The Politics of Reform. The Obama administration will be especially influential in this final bill negotiation process.  The President must hear from you that the exclusion of undocumented immigrants in the Exchange is unacceptable and that the five-year waiting period in Medicaid for legal immigrants must be removed.  Allowing undocumented immigrants to use their own money to buy unsubsidized insurance in the Exchange is consistent with the goal of achieving just and humane immigration reform this year, and not a bargaining point.

As we look to the Senate/House negotiations, we have these priorities:

1) Everyone, regardless of immigration status, should be able to buy insurance with their own money in the Exchange.   Adopt the House policy.

2) Lawfully residing immigrants must be treated fairly.

a. Include Senate amendment 2991 enabling states to restore Medicaid to legal immigrants in their first five years.

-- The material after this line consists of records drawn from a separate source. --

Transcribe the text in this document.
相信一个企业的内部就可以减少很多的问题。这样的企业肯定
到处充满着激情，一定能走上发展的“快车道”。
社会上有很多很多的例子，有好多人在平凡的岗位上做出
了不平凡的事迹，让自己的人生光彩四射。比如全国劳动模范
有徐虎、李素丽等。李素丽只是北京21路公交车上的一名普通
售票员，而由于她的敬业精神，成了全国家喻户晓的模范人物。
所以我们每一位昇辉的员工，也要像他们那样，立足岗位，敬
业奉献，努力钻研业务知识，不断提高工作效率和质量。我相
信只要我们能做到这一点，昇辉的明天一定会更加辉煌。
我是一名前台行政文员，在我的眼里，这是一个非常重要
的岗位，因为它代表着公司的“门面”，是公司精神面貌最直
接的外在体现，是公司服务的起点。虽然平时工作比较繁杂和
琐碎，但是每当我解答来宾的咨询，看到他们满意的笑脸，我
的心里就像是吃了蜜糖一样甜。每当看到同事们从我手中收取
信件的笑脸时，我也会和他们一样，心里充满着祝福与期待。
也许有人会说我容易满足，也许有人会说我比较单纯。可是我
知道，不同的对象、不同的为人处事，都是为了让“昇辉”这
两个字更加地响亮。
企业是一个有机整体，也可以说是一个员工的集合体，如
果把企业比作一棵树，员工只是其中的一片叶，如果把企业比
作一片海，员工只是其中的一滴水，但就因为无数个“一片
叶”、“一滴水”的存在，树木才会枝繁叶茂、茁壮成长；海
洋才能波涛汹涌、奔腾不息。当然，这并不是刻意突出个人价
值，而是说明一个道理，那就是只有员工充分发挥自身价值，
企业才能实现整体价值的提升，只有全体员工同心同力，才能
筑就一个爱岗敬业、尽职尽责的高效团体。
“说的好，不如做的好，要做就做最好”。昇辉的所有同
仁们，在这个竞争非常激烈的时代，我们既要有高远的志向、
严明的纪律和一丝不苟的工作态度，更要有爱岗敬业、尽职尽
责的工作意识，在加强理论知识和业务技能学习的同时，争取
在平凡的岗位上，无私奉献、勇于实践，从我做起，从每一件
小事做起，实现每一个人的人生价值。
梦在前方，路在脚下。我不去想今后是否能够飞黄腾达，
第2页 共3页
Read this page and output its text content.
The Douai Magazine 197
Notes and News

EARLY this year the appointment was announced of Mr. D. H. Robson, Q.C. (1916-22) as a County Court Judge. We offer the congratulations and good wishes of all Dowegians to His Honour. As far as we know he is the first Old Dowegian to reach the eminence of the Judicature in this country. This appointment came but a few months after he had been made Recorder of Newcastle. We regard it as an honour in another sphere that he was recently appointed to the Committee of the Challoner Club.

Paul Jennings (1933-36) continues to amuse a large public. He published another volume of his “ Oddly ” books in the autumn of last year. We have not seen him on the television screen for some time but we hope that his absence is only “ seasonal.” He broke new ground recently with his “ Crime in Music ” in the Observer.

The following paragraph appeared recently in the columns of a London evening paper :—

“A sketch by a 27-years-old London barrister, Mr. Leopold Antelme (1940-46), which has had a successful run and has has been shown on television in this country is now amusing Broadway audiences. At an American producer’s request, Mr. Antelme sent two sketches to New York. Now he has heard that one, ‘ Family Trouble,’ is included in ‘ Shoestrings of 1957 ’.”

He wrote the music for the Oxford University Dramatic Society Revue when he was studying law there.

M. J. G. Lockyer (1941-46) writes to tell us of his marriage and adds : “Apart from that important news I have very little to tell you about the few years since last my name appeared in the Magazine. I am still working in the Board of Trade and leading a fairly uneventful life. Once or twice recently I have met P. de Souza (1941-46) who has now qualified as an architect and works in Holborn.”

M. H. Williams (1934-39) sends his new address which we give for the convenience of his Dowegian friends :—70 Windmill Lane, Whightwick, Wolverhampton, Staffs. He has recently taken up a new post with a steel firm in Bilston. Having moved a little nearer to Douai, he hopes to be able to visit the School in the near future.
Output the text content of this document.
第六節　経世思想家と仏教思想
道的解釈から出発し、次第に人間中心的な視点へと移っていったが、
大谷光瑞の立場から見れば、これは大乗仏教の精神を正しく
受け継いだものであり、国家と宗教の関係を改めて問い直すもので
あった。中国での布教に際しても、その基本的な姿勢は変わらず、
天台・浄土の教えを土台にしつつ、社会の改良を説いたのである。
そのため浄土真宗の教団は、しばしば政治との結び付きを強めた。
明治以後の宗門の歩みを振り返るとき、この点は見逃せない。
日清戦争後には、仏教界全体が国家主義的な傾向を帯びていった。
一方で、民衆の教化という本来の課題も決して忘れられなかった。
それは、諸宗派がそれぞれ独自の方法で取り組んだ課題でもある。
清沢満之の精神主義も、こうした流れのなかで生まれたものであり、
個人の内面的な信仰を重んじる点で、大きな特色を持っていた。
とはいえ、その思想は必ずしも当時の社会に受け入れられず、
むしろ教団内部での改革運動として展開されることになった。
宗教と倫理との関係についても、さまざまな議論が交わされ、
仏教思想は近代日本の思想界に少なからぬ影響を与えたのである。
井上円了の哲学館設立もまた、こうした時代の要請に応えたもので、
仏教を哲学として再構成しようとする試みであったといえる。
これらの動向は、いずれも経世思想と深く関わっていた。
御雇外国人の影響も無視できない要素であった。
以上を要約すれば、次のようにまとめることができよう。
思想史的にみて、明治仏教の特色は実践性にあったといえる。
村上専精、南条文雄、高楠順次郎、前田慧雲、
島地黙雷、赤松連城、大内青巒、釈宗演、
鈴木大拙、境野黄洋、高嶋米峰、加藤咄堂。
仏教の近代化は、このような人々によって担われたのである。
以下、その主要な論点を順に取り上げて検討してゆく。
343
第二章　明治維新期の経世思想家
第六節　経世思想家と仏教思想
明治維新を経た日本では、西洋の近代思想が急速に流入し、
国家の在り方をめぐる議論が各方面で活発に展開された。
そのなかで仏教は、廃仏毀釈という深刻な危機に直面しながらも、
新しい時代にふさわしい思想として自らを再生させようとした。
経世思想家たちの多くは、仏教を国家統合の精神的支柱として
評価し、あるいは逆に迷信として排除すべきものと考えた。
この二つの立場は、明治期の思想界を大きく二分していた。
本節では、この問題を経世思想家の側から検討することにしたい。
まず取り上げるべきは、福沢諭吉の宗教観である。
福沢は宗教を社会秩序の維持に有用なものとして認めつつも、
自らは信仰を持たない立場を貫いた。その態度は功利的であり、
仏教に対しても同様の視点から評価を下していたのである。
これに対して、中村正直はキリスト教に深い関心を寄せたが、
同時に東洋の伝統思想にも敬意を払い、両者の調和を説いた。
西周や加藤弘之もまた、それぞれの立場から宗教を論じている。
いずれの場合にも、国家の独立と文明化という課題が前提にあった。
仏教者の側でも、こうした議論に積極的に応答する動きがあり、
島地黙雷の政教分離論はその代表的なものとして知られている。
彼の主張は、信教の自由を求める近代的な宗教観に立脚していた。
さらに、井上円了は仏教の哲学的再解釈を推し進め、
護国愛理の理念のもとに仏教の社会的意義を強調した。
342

b. For legal immigrants who live in states that retain the five-year waiting period, make sure that subsidies for those lowest income legal immigrants are fair.

c. Allow all lawful residents, including non-immigrant visa holders to be eligible for subsidies.

3) Adopt House provisions for verification of citizenship and immigration status, which are more established, streamlined, and protective of individual rights.

4) Protect the safety net health care system so that the millions of people who remain uninsured after reform passes still have access to health care.